Attenuation or over-strain of the muscle group of the musculoskeletal system creates a point of attachment (most often the lumbar or thoracic spine), where the spine curvature begins in children from 4 to 5 years old. Natural curves of the spine (kyphosis and lordosis) in the course of development of distortions are transformed into hyperkysphyces or hyperlordosis. The axis of the spine may also be shifted to the side when the C-shaped (in the form of the letter “C”) or S-shaped scoliosis (in the form of the letter “S”) is formed..
In difficult cases, in addition to bending into one or two sides, the vertebral column is twisted. Changes in the position of the vertebrae in scoliosis is due to force (or lack thereof) of the effect of deep muscle of the back on the vertebral joints, which work unbalanced, can not cope with the natural function of maintaining the vertebral column.
The work of the musculoskeletal system depends on the work of each structural unit – twists or hyperuricaps in the spine can change the correct development of the rib cage, the position of the shoulders and shoulders, change in the pelvic floor.
Children’s scoliosis in a slight form of distortion can lead to changes in posture, flatulence, changes in the development of knee and hip joint joints. With significant distortions, scoliosis in a child can affect the work of the cardiovascular system, the nervous system, the development of internal organs (lungs, heart, etc.).
Such changes can be determined even by parents. Pay attention to the child’s back, stroke, the degree of wear of soles of shoes. If you noticed such features in the posture – contact us for a consultation. Timely treatment will accelerate the process of restoring the balance of spine development. We use a comprehensive methodology that, without pain and for a short time, allows you to return the right posture, to correct scoliosis in children and adults. An individual program is prepared by a doctor at a consultation. Scoliosis not corrected in childhood can negatively affect the quality of life.

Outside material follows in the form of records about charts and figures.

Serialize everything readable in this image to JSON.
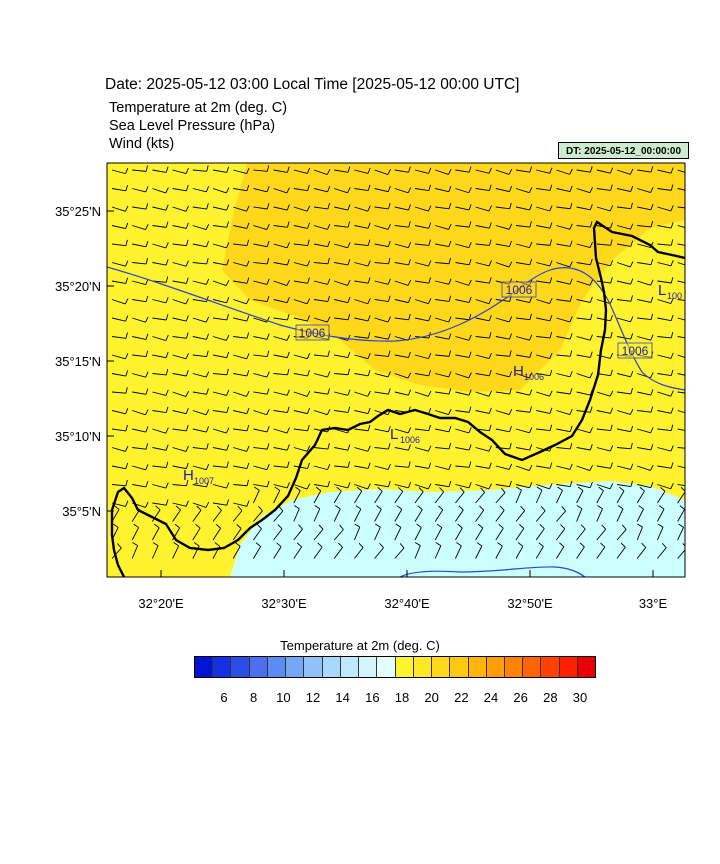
{
  "title": "Date: 2025-05-12  03:00 Local Time [2025-05-12  00:00 UTC]",
  "fields": [
    "Temperature at 2m   (deg. C)",
    "Sea Level Pressure   (hPa)",
    "Wind   (kts)"
  ],
  "dt_badge": "DT: 2025-05-12_00:00:00",
  "map": {
    "lat_labels": [
      "35°25'N",
      "35°20'N",
      "35°15'N",
      "35°10'N",
      "35°5'N"
    ],
    "lon_labels": [
      "32°20'E",
      "32°30'E",
      "32°40'E",
      "32°50'E",
      "33°E"
    ],
    "isobar_labels": [
      "1006",
      "1006",
      "1006"
    ],
    "pressure_centers": [
      {
        "type": "H",
        "value": "1007"
      },
      {
        "type": "L",
        "value": "1006"
      },
      {
        "type": "H",
        "value": "1006"
      },
      {
        "type": "L",
        "value": "100"
      }
    ],
    "colors": {
      "land_yellow": "#fff22e",
      "warm_yellow": "#ffd81c",
      "cool_cyan": "#ccffff",
      "isobar": "#2b45d0",
      "coast": "#000000"
    }
  },
  "colorbar": {
    "title": "Temperature at 2m  (deg. C)",
    "labels": [
      "6",
      "8",
      "10",
      "12",
      "14",
      "16",
      "18",
      "20",
      "22",
      "24",
      "26",
      "28",
      "30"
    ],
    "colors": [
      "#0014d2",
      "#1530e0",
      "#2c4ee8",
      "#4a70ef",
      "#5a8cf3",
      "#74a8f6",
      "#8ec2f9",
      "#a8d8fb",
      "#bee8fb",
      "#d4f6fb",
      "#e2fefe",
      "#fff22e",
      "#ffe828",
      "#ffd81c",
      "#ffc812",
      "#ffb40a",
      "#ff9e08",
      "#ff8206",
      "#ff6404",
      "#ff4202",
      "#ff2000",
      "#e80000"
    ]
  }
}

Do not delay the treatment of a child – the longer you do not pay attention to child scoliosis, the harder it is to correct.

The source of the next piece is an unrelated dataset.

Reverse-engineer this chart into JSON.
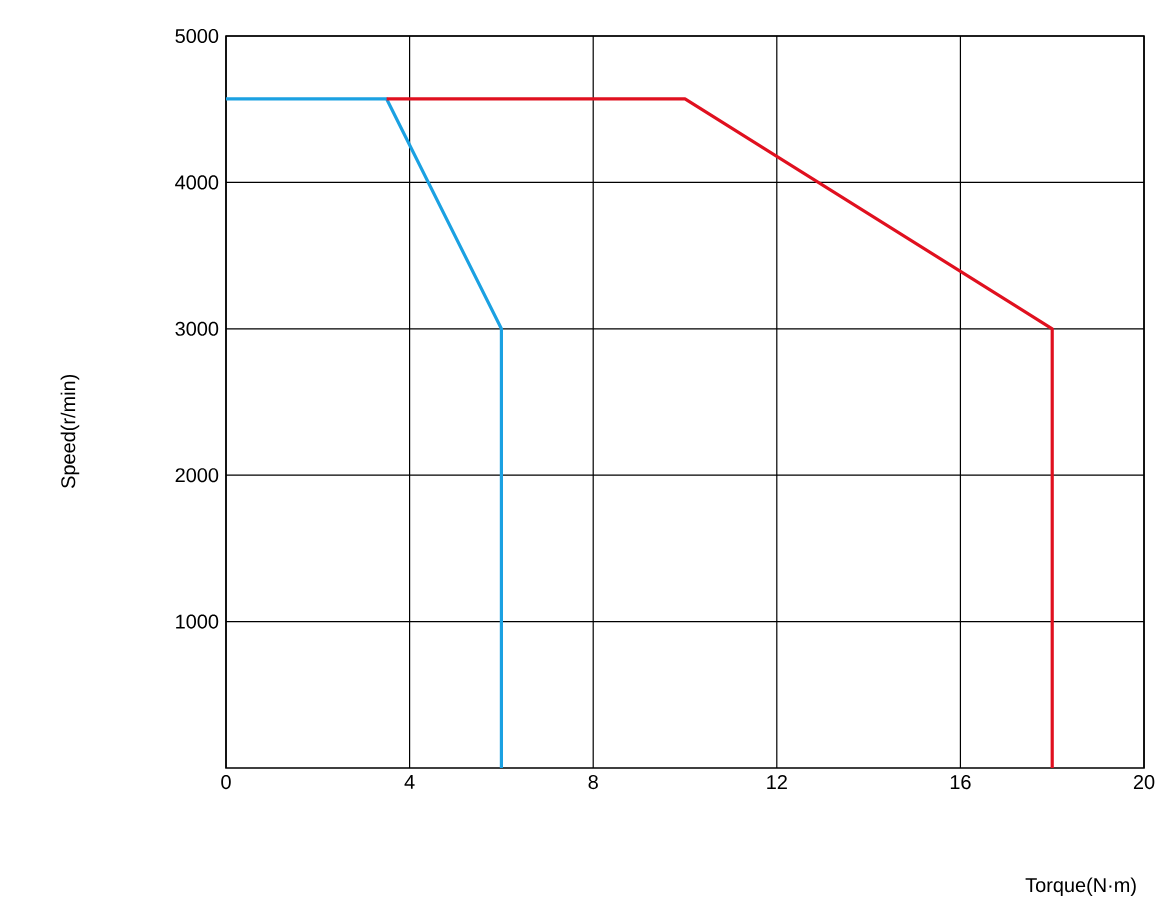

If there is a suspicion of scoliosis in a child, you should sign up for a doctor for review. During a visit to a doctor it is necessary to answer questions concerning the history of the origin and development of scoliosis in the family, the type of pain that accompanies scoliosis, other medical problems that could have been one of the causes of scoliosis. Physical examination involves the study of distortions of the spine on the sides, front and back. If you lean forward, trying to reach your floor with your fingers (with your knees remaining equal), the distortions become more obvious. The doctor also notes the symmetry of the body, in which the hips and shoulders should be at the same height. Any skin changes will also be made to help diagnose scoliosis as an innate defect. The doctor can also check the range of movements, muscular strength and reflexes.
Treatment depends on the degree of distortion and progression of the curvature of the spine and adjacent bones. In “Spine Ambulatory” your child correctly diagnose the type, degree of disease and determines the necessary method of rehabilitation. There are three most common categories of treatment: surveillance, active rehabilitation, kinesiotherapy and curative gymnastics, the use of corrective corsets (fixing corsets) and surgical intervention. In the “Spine Ambulatory” you will be assisted without medication and surgery with the help of active rehabilitation kinesiotherapy and therapeutic exercises.
This site is for educational purposes only; no information is intended or implied to be a substitute for professional medical advice.